Direct Pay Options for Tax-Exempt Entities
Prior to the passage of the IRA, only taxpaying entities were entitled to the benefits that come with qualified solar projects, such as bonus depreciation and the ITC. Entities not subject to taxation, such as cities, counties, school districts, municipal utilities, churches, and other 501(c) organizations, could not take advantage of the solar benefits. With the recently passed legislation, these tax-exempt entities can receive the benefits of the ITC through a “direct pay” option in lieu of tax credits. Solar projects already under construction may qualify for the direct pay option if the projects are placed into service after December 31, 2022. Under the direct pay program, the tax-exempt organization would claim the ITC on its 2023 Form 990, which would generate the refund from the IRS. The organization must elect the direct payment on the tax return. The election is irrevocable and applies to any tax credit for the taxable year in which the election is made.
Under the IRA, a tax-exempt entity that places a solar project into service after 2022 but before 2025 may qualify for the ITC at a 6% rate. However, if the solar project is under one megawatt of production or meets the prevailing wage and apprenticeship requirements discussed above, or if construction begins 60 days prior to any guidance from the IRA, the project will qualify for the 30% ITC.

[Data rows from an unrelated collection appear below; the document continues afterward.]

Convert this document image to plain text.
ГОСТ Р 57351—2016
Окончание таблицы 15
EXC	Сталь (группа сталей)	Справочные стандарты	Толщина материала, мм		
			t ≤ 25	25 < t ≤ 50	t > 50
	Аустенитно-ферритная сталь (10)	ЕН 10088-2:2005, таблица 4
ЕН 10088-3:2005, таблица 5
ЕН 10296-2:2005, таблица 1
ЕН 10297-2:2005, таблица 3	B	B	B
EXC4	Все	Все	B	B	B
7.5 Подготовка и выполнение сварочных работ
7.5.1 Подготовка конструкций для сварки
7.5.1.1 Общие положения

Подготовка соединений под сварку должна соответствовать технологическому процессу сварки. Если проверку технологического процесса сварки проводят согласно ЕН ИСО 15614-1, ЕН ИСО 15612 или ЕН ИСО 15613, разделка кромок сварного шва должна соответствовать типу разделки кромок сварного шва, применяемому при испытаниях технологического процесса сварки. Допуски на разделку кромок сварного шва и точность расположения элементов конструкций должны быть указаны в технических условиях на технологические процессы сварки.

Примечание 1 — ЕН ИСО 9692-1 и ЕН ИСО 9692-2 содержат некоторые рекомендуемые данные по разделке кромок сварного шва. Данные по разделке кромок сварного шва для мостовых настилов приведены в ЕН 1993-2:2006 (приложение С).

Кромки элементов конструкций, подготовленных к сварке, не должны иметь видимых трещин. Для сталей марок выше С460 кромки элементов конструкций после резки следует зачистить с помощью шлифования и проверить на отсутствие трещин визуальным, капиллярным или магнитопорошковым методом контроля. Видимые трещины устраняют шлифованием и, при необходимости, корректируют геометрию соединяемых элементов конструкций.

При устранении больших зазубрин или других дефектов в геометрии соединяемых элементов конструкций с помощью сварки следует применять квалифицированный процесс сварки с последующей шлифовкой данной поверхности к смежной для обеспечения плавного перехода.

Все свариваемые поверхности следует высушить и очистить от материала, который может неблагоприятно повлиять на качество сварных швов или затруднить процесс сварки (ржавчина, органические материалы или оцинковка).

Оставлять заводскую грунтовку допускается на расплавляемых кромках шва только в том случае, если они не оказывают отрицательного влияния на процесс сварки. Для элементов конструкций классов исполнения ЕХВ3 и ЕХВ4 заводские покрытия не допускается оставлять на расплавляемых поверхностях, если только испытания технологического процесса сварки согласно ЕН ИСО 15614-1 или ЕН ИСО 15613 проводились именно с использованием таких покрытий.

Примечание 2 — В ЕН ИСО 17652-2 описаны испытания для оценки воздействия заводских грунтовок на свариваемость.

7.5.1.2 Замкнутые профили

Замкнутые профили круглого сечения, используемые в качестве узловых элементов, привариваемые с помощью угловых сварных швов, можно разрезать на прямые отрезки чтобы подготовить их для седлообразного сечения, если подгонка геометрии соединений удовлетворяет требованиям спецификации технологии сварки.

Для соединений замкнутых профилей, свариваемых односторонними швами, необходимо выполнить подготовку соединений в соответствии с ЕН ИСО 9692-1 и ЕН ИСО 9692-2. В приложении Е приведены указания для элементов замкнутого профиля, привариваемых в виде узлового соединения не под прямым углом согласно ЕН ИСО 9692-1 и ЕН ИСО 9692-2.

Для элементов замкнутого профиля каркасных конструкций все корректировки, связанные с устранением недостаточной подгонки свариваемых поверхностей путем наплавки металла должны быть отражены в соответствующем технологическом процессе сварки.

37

The passage of the IRA solidifies the extended timeline benefits for the ITC and PTC for the next decade. This fixed timeline provides certainty for solar developers, EPC contractors, investors, and tax-exempt organizations. The transferability of the ITC will create new markets, and new hybrid structures will be created for financing and acquisition purposes.
Solar production currently accounts for just 3% of the electrical production in the U.S., but 49 states require all electric utilities to use renewable sources for 30-35% of their energy production by 2035. We have a long way to go to achieve that benchmark, but the passage of the IRA will help close the gap and create more clean, renewable energy for our country.